The two species have very similar colour patterns. When viewed from above, the chelicerae of B. hamorii have two brownish pink bands on a greyish background, not visible on all individuals. B. smithi lacks these bands. Mature males of the two species can be distinguished by the shape of the palpal bulb. That of B. smithi is straighter with a broad spoon shape when viewed retrolaterally and a wider keel at the apex. In mature females of B. smithi the baseplate of the spermatheca is divided and subtriangular, rather than elliptical as in B. hamorii; also the ventral face of the spermatheca is striated rather than smooth.

Brachypelma annitha was described as a separate species in 1997, but is now considered to be conspecific with B. smithi.

===DNA barcoding===
DNA barcoding has been applied to some Mexican species of Brachypelma. In this approach, a portion of about 650 base pairs of the mitochondrial gene cytochrome oxidase I (COI) is used, primarily to identify existing species, but also sometimes to support a separation between species. In 2017, Mendoza and Francke showed that although B. smithi and B. hamorii are similar in superficial external appearance, they are clearly distinguished both by some finer aspects of morphology and by their DNA barcodes, although the supposed species B. annitha is nested within B. smithii.

==Distribution and habitat==

Distribution of some Brachypelma species in Mexico:

██ Brachypelma hamorii

██ Brachyplema smithi

These two were formerly often treated as the same species under the name Brachypelma smithi.

Brachypelma smithi and the very similar B. hamorii are found along the Pacific coast of Mexico on opposite sides of the Balsas River basin as it opens onto the Pacific. B. smithi is found to the south, in the state of Guerrero. The natural habitat of the species is in hilly deciduous tropical forests. It constructs or extends burrows under rocks and tree roots, among dense thickets and deciduous forests.

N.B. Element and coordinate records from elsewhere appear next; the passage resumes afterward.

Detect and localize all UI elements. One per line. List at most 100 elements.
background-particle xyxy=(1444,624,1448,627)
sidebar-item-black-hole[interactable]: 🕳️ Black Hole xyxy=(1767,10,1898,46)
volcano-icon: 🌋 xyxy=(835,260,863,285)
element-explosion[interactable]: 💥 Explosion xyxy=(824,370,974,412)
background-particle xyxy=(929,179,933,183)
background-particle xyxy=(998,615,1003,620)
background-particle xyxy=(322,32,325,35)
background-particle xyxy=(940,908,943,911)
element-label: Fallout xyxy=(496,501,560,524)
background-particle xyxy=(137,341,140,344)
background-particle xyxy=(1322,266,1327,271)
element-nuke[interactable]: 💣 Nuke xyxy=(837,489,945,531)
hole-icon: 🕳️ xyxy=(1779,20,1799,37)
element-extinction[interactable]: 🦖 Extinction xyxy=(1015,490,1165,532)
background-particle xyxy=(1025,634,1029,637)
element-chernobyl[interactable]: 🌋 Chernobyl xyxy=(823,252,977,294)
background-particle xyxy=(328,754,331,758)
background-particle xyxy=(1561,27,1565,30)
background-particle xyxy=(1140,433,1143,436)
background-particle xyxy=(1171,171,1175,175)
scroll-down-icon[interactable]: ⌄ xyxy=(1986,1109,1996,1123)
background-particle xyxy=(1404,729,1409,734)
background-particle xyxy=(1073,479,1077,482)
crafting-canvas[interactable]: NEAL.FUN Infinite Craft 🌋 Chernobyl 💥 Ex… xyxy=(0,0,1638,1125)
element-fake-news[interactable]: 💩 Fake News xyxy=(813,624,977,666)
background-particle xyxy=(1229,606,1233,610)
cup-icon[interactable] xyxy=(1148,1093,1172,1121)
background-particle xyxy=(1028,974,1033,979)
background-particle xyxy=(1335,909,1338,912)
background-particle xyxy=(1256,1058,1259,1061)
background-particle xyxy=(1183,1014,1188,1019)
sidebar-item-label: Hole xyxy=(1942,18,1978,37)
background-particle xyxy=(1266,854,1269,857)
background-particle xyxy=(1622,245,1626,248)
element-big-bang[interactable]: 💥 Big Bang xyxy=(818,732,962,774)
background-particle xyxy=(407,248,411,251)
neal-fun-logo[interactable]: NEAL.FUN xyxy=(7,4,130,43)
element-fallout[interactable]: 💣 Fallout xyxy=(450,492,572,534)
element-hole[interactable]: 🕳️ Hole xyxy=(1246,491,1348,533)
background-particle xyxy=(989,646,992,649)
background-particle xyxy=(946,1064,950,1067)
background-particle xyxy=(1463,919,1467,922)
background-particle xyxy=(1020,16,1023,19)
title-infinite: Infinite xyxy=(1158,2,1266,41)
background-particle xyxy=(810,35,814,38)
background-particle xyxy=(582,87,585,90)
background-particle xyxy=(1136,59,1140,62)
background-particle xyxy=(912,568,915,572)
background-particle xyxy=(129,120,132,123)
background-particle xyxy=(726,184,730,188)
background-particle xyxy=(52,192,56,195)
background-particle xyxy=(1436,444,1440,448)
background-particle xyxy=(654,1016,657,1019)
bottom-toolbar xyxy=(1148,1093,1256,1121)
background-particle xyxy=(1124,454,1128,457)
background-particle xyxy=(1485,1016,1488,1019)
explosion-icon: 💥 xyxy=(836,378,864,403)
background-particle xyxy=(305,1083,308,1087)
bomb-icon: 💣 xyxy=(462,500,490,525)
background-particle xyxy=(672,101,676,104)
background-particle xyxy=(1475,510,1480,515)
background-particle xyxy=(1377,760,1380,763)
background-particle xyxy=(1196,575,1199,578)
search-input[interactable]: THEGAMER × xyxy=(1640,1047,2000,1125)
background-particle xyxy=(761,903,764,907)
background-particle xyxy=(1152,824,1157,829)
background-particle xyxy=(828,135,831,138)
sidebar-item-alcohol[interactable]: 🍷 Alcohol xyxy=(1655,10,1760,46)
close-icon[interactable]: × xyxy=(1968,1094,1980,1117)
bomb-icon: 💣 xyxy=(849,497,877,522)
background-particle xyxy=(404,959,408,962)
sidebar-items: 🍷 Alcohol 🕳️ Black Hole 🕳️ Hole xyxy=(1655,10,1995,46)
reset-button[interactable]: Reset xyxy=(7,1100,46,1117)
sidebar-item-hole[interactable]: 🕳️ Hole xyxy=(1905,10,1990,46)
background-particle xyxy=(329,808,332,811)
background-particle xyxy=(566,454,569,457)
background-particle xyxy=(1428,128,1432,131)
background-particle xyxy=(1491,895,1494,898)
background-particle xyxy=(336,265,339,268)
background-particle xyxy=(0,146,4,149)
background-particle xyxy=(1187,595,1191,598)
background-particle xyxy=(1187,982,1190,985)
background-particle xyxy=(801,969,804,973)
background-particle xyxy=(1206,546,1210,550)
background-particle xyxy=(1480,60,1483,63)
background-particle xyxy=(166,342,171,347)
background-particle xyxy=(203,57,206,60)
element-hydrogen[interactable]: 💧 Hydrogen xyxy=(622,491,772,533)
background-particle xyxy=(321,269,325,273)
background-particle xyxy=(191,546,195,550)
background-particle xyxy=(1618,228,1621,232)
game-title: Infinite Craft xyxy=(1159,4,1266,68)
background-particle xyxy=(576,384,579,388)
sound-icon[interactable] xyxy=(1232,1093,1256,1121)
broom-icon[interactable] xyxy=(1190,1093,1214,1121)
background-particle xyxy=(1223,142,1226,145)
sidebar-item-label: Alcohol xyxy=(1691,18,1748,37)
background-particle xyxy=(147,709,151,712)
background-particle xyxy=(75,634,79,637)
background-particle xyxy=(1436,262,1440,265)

The burrows were described in 1999 by a source which did not distinguish between Brachypelma hamorii and B. smithi. The deep burrows keep them protected from predators, like the white-nosed coati, and enable them to ambush passing prey, such as large insects, frogs and mice. The females spend the majority of their lives in their burrows. The burrows are typically located in or not far from vegetation and consist of a single entrance with a tunnel leading to one or two chambers. The entrance is just slightly larger than the body size of the spider. The tunnel, usually about three times the tarantula's leg span in length, leads to a chamber which is large enough for the spider to safely molt. Further down the burrow, via a shorter tunnel, a larger chamber is located where the spider rests and eats its prey. When the tarantula needs privacy, e.g. when molting or laying eggs, the entrance is sealed with silk, sometimes supplemented with soil and leaves.

==Conservation==
In 1985, B. smithi (then not distinguished from B. hamorii) was placed on CITES Appendix II, and in 1994, all remaining Brachypelma species were added. Large numbers of Mexican redknee tarantulas caught in the wild continue to be smuggled out of Mexico. It is reported that at least 3,000 specimens of Mexican tarantulas were sent to the United States or Europe a few years prior to 2017, most of which were Mexican redknee tarantulas.